Now almost nobody gets newer Surface models, based on the issues we've all run into.
 
2017-08-13 06:46:01 PM  

Shazam999: drjekel_mrhyde: If it's not a hardware issue, most tech savvy people can fix the shiat(software, bad drivers) on their own, but pay subscribers(these are their surveyors) to Consumer Reports aren't tech savy.
/I know no one under 45 that WOULD PAY to take a farking survey.
//You're better off going to Reddit or a tech forum than looking at anything tech related on CR

Yeah but if that was the case then unreliability would be high for all tech products.

Disappointing.  Ah well.


Like when Apple got a "not recommended" a year or two ago until they paid up for the positive review?

All this stuff is paid. Even Gartner.
 
2017-08-13 06:55:47 PM  
 
2017-08-13 07:13:32 PM  

Bullseyed: Shazam999: drjekel_mrhyde: If it's not a hardware issue, most tech savvy people can fix the shiat(software, bad drivers) on their own, but pay subscribers(these are their surveyors) to Consumer Reports aren't tech savy.
/I know no one under 45 that WOULD PAY to take a farking survey.
//You're better off going to Reddit or a tech forum than looking at anything tech related on CR

Yeah but if that was the case then unreliability would be high for all tech products.

Disappointing.  Ah well.

Like when Apple got a "not recommended" a year or two ago until they paid up for the positive review?

All this stuff is paid. Even Gartner.


Who pays for the crap you write?
 
2017-08-13 07:22:41 PM  
I am posting this from my surface pro 3 so I am gettting a ki■◙φÖ-ƒ² H Ü£Ç
 
2017-08-13 08:45:54 PM  

TWX: As for the cost, there are two schools of thought. One is to buy the expensive model that runs for 5+ years (which happens to be the method I subscribe-to) and the other is to buy the cheapo-model that does what one needs right now, and to replace every year or two.
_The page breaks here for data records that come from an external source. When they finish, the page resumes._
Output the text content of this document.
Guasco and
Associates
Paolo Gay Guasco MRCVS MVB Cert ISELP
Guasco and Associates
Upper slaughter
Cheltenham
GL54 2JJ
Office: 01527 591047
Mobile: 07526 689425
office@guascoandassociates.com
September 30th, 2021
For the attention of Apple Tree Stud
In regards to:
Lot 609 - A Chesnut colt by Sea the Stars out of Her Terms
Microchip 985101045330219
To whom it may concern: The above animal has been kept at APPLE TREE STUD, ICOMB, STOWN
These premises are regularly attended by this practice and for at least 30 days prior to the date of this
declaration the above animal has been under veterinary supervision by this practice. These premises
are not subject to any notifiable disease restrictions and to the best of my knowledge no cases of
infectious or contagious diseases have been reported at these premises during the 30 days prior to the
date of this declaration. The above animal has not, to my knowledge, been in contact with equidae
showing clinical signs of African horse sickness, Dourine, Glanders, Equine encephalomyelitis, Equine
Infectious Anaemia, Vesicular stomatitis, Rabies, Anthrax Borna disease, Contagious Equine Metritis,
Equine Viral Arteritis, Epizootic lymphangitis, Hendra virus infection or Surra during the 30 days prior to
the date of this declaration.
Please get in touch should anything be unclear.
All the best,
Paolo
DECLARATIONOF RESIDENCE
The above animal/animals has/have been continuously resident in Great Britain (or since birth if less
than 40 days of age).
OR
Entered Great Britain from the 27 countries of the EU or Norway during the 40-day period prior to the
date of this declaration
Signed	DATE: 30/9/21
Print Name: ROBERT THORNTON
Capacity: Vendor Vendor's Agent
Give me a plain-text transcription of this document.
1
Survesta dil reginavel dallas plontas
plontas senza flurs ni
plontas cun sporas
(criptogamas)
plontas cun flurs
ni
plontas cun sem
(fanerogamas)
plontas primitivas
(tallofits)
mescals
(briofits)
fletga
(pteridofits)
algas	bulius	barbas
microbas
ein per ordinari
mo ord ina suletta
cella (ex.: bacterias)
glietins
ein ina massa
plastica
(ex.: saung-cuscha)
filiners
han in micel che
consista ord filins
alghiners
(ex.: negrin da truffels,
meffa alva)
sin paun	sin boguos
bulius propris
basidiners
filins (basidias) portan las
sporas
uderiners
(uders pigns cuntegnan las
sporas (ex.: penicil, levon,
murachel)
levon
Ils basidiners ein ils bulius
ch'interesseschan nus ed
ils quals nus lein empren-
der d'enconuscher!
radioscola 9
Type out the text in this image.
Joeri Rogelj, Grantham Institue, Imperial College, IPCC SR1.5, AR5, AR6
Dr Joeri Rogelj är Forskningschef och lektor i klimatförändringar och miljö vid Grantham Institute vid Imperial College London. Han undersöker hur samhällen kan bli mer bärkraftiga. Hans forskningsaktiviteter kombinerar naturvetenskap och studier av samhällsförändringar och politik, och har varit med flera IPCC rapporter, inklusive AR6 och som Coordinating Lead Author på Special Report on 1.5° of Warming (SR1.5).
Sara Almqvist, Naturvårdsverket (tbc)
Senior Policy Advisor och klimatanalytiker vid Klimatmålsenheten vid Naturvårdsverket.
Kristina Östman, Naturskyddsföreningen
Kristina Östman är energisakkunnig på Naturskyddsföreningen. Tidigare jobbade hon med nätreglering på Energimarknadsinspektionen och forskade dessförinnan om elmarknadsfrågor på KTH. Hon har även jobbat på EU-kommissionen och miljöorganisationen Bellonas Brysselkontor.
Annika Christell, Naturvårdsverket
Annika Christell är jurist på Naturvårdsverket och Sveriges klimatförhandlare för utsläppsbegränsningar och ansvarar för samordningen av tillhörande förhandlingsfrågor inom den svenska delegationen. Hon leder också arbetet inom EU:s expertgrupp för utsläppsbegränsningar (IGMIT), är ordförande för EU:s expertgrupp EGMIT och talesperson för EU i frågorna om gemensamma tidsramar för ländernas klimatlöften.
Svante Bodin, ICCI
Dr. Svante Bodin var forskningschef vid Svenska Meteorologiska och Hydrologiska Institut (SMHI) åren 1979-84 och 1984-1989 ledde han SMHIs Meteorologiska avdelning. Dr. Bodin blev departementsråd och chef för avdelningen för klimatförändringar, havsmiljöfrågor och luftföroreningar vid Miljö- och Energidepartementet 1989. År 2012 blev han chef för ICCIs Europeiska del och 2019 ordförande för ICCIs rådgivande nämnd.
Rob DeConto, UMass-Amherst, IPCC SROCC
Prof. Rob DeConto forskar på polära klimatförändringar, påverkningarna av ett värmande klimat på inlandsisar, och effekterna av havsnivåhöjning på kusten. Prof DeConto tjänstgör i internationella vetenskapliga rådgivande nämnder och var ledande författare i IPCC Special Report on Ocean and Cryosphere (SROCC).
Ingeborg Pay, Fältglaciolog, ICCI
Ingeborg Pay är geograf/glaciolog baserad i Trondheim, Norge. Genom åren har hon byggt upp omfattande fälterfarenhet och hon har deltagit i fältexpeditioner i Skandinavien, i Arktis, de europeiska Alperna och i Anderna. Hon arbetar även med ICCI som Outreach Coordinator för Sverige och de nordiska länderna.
I don't like migrating from computer to computer, I find it tedious and since I would prefer to use Linux I have to be wary of unsupported hardware, but if one tends to lose or break computers then the cheap-frequent model may make more sense, if one has to step-back to a previous model sitting on the shelf gathering dust one can, or one can afford to inexpensively replace the broken/lost one at any time.


I buy the one that works for what I need and use it until it breaks.  Yeah I can't always play the latest fflapy candy killer zombie game, and websites with a million scripts might never load, but my needs are few. English gets no more complex, my bank account will still be able to be balanced with the power of an 8086, and I can still edit the occasional photo.  I don't need stupid window animations, live wallpaper, voice and facial recognition, and goddamned sound effects every time I click something.
 
hej [TotalFark]
2017-08-13 10:45:33 PM  

hashtag.acronym: hej: Is it literally impossible for Farkers to have a single thread without mentioning Trump?

"Trumpwin" is the new "Godwin"


Agreed. Im relatively sure I coined the same phase not too long ago.
 
2017-08-14 03:18:42 AM  
My Surface Pro 3 with the i-7 cpu is a pile of garbage. The keyboard sucks. The computer constantly overheats (NW climate) and it can't even handle 1080p video.

Biggest waste of $1800 I've ever spent.